At least for North American companies, one good reason for
doing more contingency planning is that given today’s economic conditions they
may have fewer options in reacting to major dislocations than they did three
years ago and less time to make decisions. Most midsize and larger companies
reacted to the last crisis by reducing headcount and limiting capital spending.
While capital spending has increased, these companies have been reluctant to
add people. Another crisis is likely to require spending cuts, but since they
already have less obvious “fat,” where should organizations cut? It’s unlikely
that across-the-board reductions would be the best approach, so executives need
to understand how best to adapt their cost structure to a given set of
conditions.
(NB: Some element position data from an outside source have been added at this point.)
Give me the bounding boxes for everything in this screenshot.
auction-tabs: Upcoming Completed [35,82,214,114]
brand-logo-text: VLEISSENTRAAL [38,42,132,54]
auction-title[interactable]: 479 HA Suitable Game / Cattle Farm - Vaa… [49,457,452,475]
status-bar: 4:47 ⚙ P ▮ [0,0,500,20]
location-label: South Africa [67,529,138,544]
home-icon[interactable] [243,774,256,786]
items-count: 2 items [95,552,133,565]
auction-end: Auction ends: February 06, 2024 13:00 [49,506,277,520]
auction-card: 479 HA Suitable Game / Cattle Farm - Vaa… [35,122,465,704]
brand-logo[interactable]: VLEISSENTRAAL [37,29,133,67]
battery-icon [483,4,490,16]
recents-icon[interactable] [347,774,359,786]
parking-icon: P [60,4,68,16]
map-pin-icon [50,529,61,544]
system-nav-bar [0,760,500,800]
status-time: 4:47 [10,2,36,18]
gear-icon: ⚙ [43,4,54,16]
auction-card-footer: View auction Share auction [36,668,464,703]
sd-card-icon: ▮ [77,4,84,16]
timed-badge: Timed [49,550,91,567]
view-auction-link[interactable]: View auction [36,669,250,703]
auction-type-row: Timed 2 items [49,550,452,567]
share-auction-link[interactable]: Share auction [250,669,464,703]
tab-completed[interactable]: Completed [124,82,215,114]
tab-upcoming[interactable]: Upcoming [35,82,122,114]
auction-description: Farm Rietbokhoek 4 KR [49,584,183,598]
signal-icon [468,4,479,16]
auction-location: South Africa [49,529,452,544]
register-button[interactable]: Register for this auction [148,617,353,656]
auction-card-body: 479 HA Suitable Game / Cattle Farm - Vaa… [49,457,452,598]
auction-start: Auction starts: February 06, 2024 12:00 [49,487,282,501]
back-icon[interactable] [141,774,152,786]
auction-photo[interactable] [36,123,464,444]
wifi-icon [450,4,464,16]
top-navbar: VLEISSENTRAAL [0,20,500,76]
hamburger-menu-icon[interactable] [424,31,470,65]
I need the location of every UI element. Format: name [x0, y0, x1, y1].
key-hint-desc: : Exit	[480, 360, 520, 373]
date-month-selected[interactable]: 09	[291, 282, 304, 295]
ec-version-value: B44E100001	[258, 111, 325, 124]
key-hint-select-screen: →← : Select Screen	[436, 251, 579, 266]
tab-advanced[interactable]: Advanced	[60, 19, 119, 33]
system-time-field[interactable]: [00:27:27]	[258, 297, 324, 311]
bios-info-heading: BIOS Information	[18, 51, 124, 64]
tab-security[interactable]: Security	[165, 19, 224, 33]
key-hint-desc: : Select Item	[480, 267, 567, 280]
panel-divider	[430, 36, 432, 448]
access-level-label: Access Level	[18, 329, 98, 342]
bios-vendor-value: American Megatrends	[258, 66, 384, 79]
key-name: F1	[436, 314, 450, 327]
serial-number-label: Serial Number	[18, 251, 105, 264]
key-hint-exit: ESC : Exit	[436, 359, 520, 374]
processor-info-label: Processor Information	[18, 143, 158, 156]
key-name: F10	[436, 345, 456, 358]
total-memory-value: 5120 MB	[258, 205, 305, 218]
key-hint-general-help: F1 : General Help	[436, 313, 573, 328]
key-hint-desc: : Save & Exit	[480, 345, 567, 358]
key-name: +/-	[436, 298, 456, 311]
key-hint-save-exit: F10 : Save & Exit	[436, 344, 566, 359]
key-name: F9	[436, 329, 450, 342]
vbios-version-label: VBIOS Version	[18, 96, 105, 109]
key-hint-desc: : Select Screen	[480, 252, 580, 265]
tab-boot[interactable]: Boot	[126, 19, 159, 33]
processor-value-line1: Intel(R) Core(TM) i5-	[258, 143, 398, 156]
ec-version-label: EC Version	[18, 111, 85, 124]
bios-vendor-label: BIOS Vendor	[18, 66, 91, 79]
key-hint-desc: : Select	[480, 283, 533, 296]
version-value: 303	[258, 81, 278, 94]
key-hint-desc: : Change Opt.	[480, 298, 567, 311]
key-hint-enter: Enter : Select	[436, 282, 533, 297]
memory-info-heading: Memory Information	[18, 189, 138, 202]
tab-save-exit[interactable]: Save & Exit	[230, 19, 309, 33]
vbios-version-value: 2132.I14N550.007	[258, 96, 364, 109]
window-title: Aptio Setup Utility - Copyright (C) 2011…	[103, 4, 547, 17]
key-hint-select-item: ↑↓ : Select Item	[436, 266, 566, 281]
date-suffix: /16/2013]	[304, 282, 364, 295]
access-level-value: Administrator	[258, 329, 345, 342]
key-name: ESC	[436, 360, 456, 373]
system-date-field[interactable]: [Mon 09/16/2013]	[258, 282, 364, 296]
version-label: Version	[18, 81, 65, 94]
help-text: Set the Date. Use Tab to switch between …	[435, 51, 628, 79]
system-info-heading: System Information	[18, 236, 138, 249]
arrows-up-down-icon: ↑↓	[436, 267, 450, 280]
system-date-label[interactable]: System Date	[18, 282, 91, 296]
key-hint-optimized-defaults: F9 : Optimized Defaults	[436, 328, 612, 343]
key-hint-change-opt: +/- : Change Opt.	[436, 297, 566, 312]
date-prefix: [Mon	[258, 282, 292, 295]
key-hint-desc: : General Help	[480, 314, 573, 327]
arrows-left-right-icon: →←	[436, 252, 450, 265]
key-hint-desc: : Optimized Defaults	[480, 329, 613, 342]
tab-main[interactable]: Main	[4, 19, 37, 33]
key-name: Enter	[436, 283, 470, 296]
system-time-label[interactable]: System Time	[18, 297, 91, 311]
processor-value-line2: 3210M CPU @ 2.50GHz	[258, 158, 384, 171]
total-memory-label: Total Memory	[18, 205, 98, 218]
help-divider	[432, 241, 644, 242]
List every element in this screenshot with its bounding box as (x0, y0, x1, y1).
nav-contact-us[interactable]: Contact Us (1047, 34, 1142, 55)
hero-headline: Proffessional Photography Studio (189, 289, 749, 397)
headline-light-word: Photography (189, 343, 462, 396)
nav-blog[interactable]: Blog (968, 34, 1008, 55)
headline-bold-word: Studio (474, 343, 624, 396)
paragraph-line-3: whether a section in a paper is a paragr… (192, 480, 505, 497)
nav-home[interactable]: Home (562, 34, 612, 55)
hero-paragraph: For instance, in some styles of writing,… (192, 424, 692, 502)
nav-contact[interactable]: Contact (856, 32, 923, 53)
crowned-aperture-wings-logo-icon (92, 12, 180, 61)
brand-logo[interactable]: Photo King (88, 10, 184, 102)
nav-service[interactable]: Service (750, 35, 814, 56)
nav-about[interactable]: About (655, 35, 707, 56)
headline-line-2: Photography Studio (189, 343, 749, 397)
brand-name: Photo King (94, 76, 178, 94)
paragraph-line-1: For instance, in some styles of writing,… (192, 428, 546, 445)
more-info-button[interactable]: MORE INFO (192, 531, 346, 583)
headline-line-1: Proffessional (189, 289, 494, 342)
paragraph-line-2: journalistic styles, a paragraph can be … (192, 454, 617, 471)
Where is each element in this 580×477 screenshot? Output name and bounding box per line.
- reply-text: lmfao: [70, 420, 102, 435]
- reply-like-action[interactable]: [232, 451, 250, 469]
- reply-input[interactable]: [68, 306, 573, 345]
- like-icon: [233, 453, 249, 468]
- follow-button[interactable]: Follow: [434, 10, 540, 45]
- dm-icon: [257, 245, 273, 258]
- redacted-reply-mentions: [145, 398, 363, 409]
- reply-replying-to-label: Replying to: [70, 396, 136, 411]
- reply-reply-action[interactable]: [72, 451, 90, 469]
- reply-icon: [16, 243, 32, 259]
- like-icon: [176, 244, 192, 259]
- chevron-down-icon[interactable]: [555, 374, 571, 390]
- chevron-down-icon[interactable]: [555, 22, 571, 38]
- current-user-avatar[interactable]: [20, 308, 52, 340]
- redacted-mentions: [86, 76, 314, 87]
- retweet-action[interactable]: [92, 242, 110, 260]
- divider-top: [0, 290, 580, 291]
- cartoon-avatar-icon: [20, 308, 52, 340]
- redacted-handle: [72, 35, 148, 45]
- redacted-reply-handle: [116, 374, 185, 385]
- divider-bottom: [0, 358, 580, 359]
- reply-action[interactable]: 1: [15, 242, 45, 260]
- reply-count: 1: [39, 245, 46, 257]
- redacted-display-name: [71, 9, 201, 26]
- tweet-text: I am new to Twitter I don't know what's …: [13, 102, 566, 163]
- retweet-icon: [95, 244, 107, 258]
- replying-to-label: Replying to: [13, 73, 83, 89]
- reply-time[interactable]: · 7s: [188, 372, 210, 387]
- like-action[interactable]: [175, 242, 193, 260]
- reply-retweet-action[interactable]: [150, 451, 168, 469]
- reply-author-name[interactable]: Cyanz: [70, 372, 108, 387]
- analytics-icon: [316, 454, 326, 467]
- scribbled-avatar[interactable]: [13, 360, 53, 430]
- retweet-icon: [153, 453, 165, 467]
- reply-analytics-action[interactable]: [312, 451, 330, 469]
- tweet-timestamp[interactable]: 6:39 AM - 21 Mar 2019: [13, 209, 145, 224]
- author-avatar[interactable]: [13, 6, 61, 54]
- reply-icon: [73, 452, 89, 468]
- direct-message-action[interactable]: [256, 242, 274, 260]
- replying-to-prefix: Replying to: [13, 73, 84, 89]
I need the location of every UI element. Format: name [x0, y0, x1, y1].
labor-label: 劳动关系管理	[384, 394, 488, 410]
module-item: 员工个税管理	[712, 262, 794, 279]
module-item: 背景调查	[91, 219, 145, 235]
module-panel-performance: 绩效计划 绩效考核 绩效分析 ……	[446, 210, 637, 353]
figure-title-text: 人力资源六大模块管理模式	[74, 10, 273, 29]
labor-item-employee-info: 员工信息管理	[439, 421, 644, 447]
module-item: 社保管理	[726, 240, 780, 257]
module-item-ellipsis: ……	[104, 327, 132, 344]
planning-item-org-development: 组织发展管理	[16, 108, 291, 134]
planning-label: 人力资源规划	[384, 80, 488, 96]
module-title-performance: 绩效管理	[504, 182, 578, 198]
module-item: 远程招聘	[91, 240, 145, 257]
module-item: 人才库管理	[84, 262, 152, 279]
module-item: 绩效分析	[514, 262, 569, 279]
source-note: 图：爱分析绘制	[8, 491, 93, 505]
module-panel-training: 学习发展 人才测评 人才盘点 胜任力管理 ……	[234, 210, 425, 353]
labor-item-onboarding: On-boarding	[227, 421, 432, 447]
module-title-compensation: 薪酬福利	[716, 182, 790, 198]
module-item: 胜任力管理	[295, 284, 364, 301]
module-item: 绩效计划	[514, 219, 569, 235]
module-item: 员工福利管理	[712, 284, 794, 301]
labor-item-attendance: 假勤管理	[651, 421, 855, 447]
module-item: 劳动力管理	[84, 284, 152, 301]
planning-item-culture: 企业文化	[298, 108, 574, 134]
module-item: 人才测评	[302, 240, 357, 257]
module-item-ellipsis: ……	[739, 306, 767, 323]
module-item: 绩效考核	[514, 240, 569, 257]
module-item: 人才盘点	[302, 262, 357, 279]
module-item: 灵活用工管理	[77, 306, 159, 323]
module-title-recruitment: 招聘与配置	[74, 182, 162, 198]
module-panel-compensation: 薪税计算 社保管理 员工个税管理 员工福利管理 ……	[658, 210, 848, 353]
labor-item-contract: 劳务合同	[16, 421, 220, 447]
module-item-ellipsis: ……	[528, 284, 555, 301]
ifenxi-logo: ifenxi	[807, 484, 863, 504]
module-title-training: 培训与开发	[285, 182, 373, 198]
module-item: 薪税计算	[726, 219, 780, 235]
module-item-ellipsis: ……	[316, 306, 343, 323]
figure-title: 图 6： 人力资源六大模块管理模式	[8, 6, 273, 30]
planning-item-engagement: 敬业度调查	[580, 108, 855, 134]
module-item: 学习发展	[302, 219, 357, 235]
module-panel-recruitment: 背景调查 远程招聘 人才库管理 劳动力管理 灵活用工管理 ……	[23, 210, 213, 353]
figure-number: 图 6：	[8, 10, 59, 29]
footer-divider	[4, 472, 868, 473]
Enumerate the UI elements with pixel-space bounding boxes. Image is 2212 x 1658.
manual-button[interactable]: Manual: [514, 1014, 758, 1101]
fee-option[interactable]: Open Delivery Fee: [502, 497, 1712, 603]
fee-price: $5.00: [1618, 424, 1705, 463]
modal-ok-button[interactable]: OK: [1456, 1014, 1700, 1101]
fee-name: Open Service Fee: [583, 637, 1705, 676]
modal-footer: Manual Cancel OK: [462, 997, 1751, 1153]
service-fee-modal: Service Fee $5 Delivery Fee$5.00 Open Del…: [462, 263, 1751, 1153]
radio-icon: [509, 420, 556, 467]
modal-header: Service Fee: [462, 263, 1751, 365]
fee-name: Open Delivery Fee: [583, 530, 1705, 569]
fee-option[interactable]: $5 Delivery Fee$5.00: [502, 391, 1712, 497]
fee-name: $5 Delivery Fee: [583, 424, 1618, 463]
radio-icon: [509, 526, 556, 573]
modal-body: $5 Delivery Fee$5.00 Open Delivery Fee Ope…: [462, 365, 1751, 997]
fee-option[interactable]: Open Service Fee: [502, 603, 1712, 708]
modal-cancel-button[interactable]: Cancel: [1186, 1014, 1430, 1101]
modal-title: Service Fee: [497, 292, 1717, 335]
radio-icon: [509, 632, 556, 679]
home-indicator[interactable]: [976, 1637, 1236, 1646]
It may be that the optimal approach is not to cut costs but to plan
to limit profitability or even to lose money under some circumstances. Getting
agreement on the latter two at the board level is best done before a crisis,
not during one; ensuring that sufficient finances are in place to support a
period of losses is only practical ahead of a crisis.
Keep in mind that contingency planning is not budgeting.
Budgeting is about getting to a fixed set of numbers used for control and
financial planning. Contingency planning is an open-ended discussion of what
might happen and the best approach to achieving a company’s objectives under those
circumstances. Corporations should make contingency planning a routine part of
management meetings. However, to make this practical they need to create a
streamlined process that incorporates driver-based business planning models and
adopt software that enables them to explore conditions and outcomes
interactively. Today, these sorts of meetings are limited to high-level
thinking, usually based on gut feelings. A more rigorous approach, one that
quantifies conditions and outcomes, is likely to produce better results.
Companies will be better prepared to deal with today’s volatile business
environment and make consistently better decisions faster.
Contingency planning requires companies to consider the
normal range of events as well as some that are more than one standard
deviation (in a general sense) from what’s expected. It requires incorporating
structured interactive planning into business management and having the right
tools, data and models available to make it interactive. What would happen to
your company if the unthinkable happens? It doesn’t have to be a world
financial crisis. It might be the loss of a major customer or the catastrophic
disruption of your supply chain. “Fortune favors the bold” is an ancient Latin
proverb, but Louis Pasteur is credited with the observation “Fortune favors the
prepared mind.” Both are necessary for success, in my opinion but the latter is
the concept most companies need to concentrate on.